Assistant Professor David Correll comes to GSOM from Iowa State University, where he earned his Ph.D. in supply chain management and masters of science in sustainable agriculture, as well as biorenewable fuels and technology. He has published articles on supply chain design for advanced biofuels, served as an ad hoc reviewer for the journal Energy Policy, and served in various capacities to build entrepreneurial waste vegetable oil-to-biodiesel facilities. Before earning his graduate degrees, Correll worked as an oil and gas economist for the U.S. Department of Energy in Washington, D.C.
What brought you to Clark?
Clark is a unique place and I felt like it would be a great fit for me. Our University is serious about its motto – “Challenge Convention. Change Our World.” – which I love. Also, when I asked around, I found that Clark students and faculty are highly regarded by their peers. I was excited to join that number!
What courses are you teaching this semester in GSOM?
I’m teaching Introduction to Operations Management and Introduction to Greening the Organization, both for our MBA students.
What can students expect from you as a professor? Your teaching style, etc.?
Humor is an important part of how I like to conduct lecture. Not to say I’m uniquely funny, but I try really hard. I sincerely enjoy teaching Operations Management, especially when the class and I can laugh while also being creative, and working out our brains.

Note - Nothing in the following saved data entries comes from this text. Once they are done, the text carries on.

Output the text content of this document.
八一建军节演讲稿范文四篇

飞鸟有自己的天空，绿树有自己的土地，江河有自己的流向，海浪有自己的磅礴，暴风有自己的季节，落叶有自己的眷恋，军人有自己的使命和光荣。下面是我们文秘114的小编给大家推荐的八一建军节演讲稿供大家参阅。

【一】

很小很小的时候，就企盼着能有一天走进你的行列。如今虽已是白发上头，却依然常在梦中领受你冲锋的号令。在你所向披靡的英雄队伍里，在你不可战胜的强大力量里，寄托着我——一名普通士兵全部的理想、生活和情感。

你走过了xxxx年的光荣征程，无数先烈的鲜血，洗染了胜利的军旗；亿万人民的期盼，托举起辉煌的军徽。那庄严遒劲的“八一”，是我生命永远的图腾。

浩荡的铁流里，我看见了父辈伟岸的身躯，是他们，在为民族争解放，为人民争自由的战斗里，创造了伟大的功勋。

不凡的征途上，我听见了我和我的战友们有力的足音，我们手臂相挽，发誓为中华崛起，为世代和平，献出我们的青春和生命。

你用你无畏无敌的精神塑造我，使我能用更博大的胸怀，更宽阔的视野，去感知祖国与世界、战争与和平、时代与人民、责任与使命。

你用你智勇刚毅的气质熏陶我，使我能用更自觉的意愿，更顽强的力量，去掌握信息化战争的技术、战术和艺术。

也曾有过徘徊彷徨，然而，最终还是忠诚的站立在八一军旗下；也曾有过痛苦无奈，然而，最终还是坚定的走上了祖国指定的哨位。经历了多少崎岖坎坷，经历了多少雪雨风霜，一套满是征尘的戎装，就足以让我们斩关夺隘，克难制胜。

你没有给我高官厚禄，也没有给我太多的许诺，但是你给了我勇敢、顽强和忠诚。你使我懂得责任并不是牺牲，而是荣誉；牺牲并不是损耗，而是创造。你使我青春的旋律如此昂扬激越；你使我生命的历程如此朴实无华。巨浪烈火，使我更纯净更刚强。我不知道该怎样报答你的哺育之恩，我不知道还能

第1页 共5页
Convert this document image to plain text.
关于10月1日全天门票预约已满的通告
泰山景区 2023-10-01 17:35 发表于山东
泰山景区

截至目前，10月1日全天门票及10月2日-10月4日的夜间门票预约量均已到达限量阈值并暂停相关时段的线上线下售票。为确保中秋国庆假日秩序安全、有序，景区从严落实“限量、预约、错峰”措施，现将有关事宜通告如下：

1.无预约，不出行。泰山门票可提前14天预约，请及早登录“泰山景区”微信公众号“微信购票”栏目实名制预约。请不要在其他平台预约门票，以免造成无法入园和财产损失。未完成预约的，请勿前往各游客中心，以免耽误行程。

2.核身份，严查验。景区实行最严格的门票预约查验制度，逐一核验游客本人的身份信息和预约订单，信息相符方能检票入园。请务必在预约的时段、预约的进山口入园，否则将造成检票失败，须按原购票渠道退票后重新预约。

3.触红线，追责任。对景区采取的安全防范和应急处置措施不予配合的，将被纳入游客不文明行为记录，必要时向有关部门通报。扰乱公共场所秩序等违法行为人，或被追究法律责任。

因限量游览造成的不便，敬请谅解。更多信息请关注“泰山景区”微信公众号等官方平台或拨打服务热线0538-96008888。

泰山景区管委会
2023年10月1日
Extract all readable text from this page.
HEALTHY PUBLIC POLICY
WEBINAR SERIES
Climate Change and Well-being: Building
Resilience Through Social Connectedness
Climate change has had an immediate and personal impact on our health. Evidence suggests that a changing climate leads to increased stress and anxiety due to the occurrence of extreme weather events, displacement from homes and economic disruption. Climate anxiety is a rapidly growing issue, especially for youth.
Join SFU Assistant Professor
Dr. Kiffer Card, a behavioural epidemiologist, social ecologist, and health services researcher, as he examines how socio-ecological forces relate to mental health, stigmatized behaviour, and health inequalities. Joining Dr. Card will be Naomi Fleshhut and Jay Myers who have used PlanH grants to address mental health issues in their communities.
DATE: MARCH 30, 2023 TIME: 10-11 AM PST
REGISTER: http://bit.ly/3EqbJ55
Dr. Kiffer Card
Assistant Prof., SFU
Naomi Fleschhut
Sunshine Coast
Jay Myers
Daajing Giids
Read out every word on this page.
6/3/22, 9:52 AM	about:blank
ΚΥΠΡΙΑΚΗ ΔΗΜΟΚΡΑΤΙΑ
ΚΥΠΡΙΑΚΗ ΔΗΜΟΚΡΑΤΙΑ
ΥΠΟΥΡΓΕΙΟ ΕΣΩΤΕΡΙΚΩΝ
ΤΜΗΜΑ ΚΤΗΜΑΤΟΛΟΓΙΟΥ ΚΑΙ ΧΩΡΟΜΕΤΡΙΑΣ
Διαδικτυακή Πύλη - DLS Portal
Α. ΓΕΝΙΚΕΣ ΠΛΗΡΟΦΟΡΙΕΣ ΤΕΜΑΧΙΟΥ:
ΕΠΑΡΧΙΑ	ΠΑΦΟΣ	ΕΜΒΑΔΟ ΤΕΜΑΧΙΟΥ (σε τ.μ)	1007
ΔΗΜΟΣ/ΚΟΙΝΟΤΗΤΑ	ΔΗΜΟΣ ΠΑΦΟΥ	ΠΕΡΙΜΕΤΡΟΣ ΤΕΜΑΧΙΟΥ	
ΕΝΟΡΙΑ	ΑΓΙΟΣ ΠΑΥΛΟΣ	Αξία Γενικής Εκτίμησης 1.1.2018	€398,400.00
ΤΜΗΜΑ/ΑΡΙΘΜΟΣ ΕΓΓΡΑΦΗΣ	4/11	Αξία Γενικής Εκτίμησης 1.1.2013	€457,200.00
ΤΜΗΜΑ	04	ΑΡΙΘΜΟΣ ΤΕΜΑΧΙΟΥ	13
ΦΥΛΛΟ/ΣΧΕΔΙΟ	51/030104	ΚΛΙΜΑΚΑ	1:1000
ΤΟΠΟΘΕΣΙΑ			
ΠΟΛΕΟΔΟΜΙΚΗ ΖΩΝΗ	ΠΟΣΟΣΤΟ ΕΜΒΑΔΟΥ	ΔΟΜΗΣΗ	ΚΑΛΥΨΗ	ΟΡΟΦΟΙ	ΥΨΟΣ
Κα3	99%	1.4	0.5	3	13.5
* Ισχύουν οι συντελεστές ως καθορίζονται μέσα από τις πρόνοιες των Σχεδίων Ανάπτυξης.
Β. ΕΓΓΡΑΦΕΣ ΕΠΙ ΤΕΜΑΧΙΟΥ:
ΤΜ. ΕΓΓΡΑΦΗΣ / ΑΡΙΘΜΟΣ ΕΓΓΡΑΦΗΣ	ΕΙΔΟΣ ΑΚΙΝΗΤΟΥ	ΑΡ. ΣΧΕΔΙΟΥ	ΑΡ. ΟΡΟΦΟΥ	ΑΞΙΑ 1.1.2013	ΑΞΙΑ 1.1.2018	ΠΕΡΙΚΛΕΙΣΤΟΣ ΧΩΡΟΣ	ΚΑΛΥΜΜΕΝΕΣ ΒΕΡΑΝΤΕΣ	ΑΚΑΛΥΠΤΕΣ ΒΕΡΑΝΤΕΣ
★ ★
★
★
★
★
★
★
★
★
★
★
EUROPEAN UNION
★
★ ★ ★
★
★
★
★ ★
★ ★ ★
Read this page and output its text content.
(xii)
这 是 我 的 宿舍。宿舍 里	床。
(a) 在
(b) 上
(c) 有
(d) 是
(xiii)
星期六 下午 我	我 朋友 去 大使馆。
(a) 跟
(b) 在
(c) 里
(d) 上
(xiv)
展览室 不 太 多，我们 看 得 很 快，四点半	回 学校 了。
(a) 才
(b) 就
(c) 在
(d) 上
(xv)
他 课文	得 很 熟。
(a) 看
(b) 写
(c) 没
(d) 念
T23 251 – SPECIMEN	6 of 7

What are you most looking forward to teaching in GSOM?
Operations and sustainability are really fun for me. I think adding a Supply Chain Management course and perhaps a spreadsheet decision modeling class could be fun too.
What do you think makes GSOM unique as a graduate school of business?
Students are very smart, and inquisitive, and bring experiences from all over the world. As a small example: on my first day of our Operations Management class, after class, a group huddled around the board, drawing and re-drawing the graph with me, considering all the possible implications. There were six of us from five different countries. That was really fun.